- Directed by: C. Ramalingam
- Written by: Thuglak Sathya (dialogues)
- Screenplay by: C. Ramalingam
- Story by: Thuglak Sathya
- Produced by: G. Moorthy
- Starring: Ranjith; Anamika;
- Cinematography: P. S. Selvam
- Edited by: Mohan Subbu
- Music by: Gandhidasan
- Production company: GM Movies
- Release date: 3 June 2005;
- Running time: 135 minutes
- Country: India
- Language: Tamil

= Padhavi Paduthum Paadu =

2005 film by C. Ramalingam

Padhavi Paduthum Paadu is a 2005 Tamil language political satire film directed by C. Ramalingam. The film stars Ranjith and Anamika, with Ravichandran, Pyramid Natarajan, Manivannan, Vasu Vikram, Rajesh, Raj Kapoor, T. P. Gajendran, Alex and Pandu playing supporting roles. The film was produced by G. Moorthy, its musical score, by Gandhidasan and it was released on 3 June 2005.

==Plot==

Malayappan (Ranjith) is a notorious brigand, living in the forest, who kidnaps the former Chief Minister Tamizharasan (Ravichandran) and demands a huge ransom to the government. The current Chief Minister Veerabhadran (Pyramid Natarajan) in any case is glad that his arch-political rival and leader of the opposition has been kidnapped by Malayappan. Veerabhadran declares to the media that he will not negotiate with Malayappan and he will not give a single penny to the brigand. Malayappan realizes that he made a mistake by kidnapping the wrong person. Therefore, the cunning Tamizharasan suggests that Malayappan kidnap Veerabhadran's daughter and Malayappan follows his advice. Veerabhadran, who now wants to save his daughter at any cost, sends the popular news reporter Muthuvel (Vasu Vikram) to negotiate with the brigand in the forest. Thereafter, Malayappan releases Veerabhadran's daughter and a video of him killing Tamizharasan.

Following the fiasco, the governor of Tamil Nadu dismissed the current state government and Veerabhadran lost his Chief Minister post. Malayappan even gets a general amnesty and receives a government bungalow. Tamizharasan is indeed alive and that video of him being killed was a sham. Malayappan, who was hiding in the forests so far, is hailed by the people of Tamil Nadu. Thus Malayappan forms a political party after seeing his growing popularity.
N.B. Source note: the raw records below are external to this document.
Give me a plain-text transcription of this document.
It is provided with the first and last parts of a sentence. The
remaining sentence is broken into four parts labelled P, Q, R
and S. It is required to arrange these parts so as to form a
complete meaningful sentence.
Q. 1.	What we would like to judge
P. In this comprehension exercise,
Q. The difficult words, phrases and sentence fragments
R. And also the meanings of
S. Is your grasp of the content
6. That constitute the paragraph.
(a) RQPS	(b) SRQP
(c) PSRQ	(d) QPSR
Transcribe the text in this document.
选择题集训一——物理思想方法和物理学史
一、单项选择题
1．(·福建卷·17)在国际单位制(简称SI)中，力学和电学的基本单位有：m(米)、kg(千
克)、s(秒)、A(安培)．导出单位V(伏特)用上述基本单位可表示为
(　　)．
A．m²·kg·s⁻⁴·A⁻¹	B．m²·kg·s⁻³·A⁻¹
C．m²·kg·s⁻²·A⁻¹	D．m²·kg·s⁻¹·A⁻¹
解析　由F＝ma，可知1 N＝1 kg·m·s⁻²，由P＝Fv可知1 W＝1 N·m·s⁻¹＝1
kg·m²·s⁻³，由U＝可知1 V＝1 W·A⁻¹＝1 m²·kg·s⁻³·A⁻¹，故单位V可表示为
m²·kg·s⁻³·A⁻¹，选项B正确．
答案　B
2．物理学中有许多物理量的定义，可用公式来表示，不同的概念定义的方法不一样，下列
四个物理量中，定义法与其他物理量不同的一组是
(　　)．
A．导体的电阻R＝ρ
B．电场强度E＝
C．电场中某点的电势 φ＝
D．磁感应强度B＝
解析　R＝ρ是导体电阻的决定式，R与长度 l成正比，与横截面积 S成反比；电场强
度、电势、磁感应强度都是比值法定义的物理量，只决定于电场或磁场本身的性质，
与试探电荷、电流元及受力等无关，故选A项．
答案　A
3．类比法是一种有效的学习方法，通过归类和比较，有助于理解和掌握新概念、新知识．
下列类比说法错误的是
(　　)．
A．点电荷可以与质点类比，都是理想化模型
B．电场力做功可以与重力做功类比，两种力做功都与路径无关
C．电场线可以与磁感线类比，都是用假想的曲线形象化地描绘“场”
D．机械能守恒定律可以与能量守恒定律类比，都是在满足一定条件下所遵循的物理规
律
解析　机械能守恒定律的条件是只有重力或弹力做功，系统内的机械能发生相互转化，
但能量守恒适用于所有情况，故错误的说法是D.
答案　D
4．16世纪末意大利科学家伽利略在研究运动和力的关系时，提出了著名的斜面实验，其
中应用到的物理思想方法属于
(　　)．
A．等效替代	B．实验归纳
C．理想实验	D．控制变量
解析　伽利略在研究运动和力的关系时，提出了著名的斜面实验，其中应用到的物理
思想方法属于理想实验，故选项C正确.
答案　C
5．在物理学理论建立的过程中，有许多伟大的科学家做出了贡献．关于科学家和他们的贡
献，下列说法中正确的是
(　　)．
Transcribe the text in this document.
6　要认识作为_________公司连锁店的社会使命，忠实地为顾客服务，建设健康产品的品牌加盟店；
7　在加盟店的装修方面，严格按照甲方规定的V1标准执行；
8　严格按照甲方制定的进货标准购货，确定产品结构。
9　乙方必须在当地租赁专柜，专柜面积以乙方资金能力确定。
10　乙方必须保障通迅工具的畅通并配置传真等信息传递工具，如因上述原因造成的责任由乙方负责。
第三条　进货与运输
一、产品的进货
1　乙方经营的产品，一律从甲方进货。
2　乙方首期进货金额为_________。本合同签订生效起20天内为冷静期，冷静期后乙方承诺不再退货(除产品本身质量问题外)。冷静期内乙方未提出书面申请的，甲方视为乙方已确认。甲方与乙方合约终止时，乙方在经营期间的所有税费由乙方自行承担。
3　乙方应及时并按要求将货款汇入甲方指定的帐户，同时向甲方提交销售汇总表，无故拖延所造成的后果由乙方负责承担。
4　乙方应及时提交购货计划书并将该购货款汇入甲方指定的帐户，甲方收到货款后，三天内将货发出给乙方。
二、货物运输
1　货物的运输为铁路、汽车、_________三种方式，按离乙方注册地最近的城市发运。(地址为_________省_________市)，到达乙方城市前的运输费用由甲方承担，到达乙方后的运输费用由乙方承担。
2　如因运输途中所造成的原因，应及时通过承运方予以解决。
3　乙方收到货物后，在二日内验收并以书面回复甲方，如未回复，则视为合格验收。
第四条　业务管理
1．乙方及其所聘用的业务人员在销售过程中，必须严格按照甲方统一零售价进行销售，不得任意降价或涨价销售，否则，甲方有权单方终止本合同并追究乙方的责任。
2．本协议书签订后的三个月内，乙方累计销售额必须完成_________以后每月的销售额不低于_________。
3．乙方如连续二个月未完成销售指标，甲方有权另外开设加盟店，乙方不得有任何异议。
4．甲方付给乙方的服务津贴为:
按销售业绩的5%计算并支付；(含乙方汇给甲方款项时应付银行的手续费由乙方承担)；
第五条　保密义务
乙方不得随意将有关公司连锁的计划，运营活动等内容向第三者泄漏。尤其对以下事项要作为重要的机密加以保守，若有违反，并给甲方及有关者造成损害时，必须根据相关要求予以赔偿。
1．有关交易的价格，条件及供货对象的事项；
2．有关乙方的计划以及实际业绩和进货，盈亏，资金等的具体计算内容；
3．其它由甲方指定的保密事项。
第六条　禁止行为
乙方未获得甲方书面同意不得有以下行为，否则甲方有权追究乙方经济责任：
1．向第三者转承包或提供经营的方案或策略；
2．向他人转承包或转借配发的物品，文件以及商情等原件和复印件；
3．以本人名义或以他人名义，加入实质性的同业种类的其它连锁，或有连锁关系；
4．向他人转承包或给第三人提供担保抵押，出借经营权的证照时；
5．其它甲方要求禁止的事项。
According to the survey, Malayappan has a good probability to become the new Chief Minister. Veerabhadran and Tamizharasan's party members then join Malayappan's party. In the end, the brigand cum politician Malayappan wins the election by a huge margin and becomes the new Chief Minister. In the meantime, Malayappan marries his lover Ponni (Anamika). Unlike the former Chief Ministers, Malayappan wants to help the people and starts his fight against corruption. What transpires next forms the crux of the story.

==Production==
C. Ramalingam, a one-time associate of director K. Bhagyaraj, made his directorial debut with Padhavi Paduthum Paadu. He said, "though it is about Veerappan, it's no serious stuff. It's a political spoof certain to draw humour in the theatre". The film was shot in Chennai, Tiruvannamalai, Sathyamangalam, Mettur and Anthiyur forest areas where the brigand Veerappan lived. The film was based on series which was serialised in magazine Thuglak.

==Soundtrack==

The film score and the soundtrack were composed by Gandhidasan. The soundtrack, released in 2005, features 4 tracks with lyrics written by P. Vijay and Kabilan.

| Track | Song | Singer(s) | Duration |
|---|---|---|---|
| 1 | "Intha Kaadu" | Tippu | 2:56 |
| 2 | "Anthari Sunthari" | Malathy Lakshman, Manikka Vinayagam | 4:17 |
| 3 | "Arasiyale" | Gangai Amaran, Mohan | 2:12 |
| 4 | "Rendu" | Prasanna, Saindhavi | 1:10 |

==Reception==
The film received negative reviews from critics with Malathi Rangarajan of The Hindu stating, "Veerappan would probably do a somersault in his grave if he sees himself portrayed as a gullible nincompoop on the one hand and an honest Minister on the other. And all these without an iota of finesse". Sify said, " a disappointing venture as screenplay and direction goes haywire as the dialogue writer and director does far too much political pontification" and labelled the film as avoidable. Indiaglitz wrote, "that is tantamount to practising for the Olympics marathon by jogging in the park. Satire needs punch and power. But that is sadly missing in this. Padhavi Paduthum Paadu, in that sense, misses the wood for trees". Visual Dasan of Kalki said the film had unexpected twists while praising the satire and some of the characters has resemblance to real life politicians but panned Anamika and editing and concluded saying avoid if you care about logic or if you want to enjoy without worries, you can watch it.